По выражению лица Филиппа Элоиза поняла, что он не может привести ни одного убедительного аргумента в свою пользу, и это особенно злит его. Элоиза еще более укрепилась в своем давнем убеждении, что скорее солнце взойдет с запада или дважды два перестанет равняться четырем, чем кто-нибудь из мужчин хоть раз признает, что был в чем-то не прав.
— Сегодня очень жарко… — начала Элоиза и вдруг осеклась. Хотя она и была абсолютно уверена в своей правоте, спорить с сэром Филиппом было бесполезно.
— Мне хотелось попытаться помириться с детьми, — тем не менее, сказала она. — У меня нет желания все время бояться, что они подобьют мне и второй глаз!
Элоиза сказала это, чтобы заставить Филиппа почувствовать себя виноватым, и, по-видимому, добилась своего — от взгляда ее не укрылось, что щеки Филиппа покрылись краской стыда. Он проворчал себе под нос что-то неразборчивое.
Элоиза ждала, не скажет ли он еще что-нибудь — теперь уже членораздельное.

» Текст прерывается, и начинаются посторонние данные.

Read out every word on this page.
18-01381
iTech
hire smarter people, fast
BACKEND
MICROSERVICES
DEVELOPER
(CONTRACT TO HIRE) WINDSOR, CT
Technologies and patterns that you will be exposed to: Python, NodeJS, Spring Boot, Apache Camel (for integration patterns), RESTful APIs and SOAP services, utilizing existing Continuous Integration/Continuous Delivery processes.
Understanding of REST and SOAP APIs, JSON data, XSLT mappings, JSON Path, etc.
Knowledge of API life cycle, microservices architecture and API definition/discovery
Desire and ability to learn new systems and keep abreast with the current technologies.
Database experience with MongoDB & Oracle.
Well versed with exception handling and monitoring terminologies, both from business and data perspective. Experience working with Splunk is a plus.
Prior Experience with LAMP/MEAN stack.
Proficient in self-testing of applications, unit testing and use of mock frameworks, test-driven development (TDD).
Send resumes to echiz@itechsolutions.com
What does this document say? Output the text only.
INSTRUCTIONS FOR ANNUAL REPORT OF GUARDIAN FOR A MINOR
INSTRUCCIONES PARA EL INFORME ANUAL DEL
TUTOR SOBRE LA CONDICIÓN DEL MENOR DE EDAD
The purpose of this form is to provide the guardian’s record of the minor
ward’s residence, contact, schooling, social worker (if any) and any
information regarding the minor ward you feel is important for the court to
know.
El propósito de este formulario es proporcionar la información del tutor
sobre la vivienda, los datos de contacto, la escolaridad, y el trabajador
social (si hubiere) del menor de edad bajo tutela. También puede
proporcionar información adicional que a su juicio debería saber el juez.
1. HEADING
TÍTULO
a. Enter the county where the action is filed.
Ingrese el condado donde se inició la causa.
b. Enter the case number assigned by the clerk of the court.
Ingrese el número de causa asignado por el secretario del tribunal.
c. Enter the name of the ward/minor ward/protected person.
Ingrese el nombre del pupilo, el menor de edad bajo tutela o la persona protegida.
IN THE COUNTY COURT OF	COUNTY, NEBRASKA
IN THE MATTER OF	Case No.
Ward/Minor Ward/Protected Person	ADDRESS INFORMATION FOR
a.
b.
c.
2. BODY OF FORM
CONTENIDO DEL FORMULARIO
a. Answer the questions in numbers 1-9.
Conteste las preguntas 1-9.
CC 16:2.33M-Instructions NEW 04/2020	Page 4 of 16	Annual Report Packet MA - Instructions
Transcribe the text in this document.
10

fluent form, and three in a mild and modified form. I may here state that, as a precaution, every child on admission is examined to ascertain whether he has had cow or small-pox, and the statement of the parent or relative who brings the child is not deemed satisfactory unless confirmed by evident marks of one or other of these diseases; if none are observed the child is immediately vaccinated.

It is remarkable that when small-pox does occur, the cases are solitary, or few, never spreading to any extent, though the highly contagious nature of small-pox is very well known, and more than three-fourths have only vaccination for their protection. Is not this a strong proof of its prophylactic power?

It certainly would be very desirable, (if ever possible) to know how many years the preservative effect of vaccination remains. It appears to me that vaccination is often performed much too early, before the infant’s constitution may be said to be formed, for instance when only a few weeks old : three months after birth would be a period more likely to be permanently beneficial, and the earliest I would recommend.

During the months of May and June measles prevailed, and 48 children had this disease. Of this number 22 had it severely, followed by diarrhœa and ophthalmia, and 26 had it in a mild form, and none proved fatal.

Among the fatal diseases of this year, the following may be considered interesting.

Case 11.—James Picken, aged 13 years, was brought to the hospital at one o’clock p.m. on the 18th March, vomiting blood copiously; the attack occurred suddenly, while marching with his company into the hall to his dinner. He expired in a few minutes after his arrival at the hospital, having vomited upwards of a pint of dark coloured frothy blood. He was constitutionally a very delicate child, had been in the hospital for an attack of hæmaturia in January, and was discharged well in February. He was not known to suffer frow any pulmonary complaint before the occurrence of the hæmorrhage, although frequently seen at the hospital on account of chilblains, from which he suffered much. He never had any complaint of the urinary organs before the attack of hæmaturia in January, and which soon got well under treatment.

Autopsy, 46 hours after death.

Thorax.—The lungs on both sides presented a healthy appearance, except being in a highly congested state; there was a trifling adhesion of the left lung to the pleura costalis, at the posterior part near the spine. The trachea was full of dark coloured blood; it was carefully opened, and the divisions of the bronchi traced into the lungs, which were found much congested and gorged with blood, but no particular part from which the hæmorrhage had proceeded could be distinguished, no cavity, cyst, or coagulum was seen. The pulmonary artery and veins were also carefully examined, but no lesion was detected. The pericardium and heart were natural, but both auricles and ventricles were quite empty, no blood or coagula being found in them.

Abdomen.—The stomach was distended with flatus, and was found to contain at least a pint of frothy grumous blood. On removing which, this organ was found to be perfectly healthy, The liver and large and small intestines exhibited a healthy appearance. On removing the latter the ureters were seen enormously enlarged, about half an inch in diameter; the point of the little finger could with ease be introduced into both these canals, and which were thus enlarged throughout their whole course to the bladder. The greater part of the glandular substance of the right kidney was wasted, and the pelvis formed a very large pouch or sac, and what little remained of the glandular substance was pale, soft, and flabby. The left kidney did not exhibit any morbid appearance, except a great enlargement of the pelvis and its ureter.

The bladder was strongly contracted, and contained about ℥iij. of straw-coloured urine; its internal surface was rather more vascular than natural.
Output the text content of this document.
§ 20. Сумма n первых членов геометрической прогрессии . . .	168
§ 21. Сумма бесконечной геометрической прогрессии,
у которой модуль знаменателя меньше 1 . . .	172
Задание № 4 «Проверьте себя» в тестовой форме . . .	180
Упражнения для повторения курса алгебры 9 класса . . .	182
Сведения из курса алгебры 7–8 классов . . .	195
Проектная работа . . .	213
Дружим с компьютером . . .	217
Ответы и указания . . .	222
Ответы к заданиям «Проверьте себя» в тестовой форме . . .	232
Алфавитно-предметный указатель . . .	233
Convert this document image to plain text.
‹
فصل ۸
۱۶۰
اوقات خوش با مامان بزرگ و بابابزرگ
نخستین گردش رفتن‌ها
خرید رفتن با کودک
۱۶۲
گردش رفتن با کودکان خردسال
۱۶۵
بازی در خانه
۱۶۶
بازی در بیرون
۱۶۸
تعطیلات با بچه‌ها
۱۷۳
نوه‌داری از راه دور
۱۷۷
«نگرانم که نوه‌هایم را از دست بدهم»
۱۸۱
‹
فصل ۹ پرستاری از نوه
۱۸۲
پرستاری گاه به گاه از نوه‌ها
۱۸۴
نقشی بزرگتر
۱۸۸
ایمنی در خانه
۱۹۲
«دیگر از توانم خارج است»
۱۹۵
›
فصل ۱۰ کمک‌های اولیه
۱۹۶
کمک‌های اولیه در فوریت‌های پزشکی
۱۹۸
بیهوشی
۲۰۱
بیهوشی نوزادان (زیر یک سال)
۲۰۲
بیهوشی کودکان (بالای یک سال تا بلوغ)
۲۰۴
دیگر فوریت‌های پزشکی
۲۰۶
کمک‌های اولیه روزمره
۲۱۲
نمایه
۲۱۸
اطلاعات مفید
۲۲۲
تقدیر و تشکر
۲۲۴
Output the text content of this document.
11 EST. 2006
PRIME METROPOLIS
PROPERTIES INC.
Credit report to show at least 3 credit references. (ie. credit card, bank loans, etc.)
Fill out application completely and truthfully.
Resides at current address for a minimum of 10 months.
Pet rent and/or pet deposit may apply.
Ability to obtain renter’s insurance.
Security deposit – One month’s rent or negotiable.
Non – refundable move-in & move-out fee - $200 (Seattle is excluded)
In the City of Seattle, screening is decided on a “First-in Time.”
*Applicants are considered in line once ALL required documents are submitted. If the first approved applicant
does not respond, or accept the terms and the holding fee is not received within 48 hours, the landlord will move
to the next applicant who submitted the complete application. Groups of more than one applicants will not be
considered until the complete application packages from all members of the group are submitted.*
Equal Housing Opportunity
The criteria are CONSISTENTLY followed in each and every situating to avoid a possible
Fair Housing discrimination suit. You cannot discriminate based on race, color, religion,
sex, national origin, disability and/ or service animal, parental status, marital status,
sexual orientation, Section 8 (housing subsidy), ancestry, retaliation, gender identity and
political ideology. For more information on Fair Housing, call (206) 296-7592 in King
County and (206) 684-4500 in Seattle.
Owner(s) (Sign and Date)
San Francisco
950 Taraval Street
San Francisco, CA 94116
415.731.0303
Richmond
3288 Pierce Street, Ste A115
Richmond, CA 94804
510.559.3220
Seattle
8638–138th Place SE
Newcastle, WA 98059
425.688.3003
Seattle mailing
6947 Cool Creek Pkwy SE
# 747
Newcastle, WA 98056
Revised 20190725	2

Но Филипп молчал, уставившись на нее, и Элоиза, вздохнув, заговорила сама:
— Сэр Филипп, ради всего святого, объясните мне, что плохого в том, что дети немного отдохнули от уроков?
— А? Что? — вздрогнув, пробормотал он, словно только что очнулся от забытья.
— Я говорю, что плохого в том, что дети искупались?
— А вам не приходило в голову, что вы подвергаете их опасности?
— Опасности? Каким же образом?
Филипп не ответил, он лишь молча смотрел на нее.
— К вашему сведению, — заявила она, — я отлично умею плавать, сэр Филипп!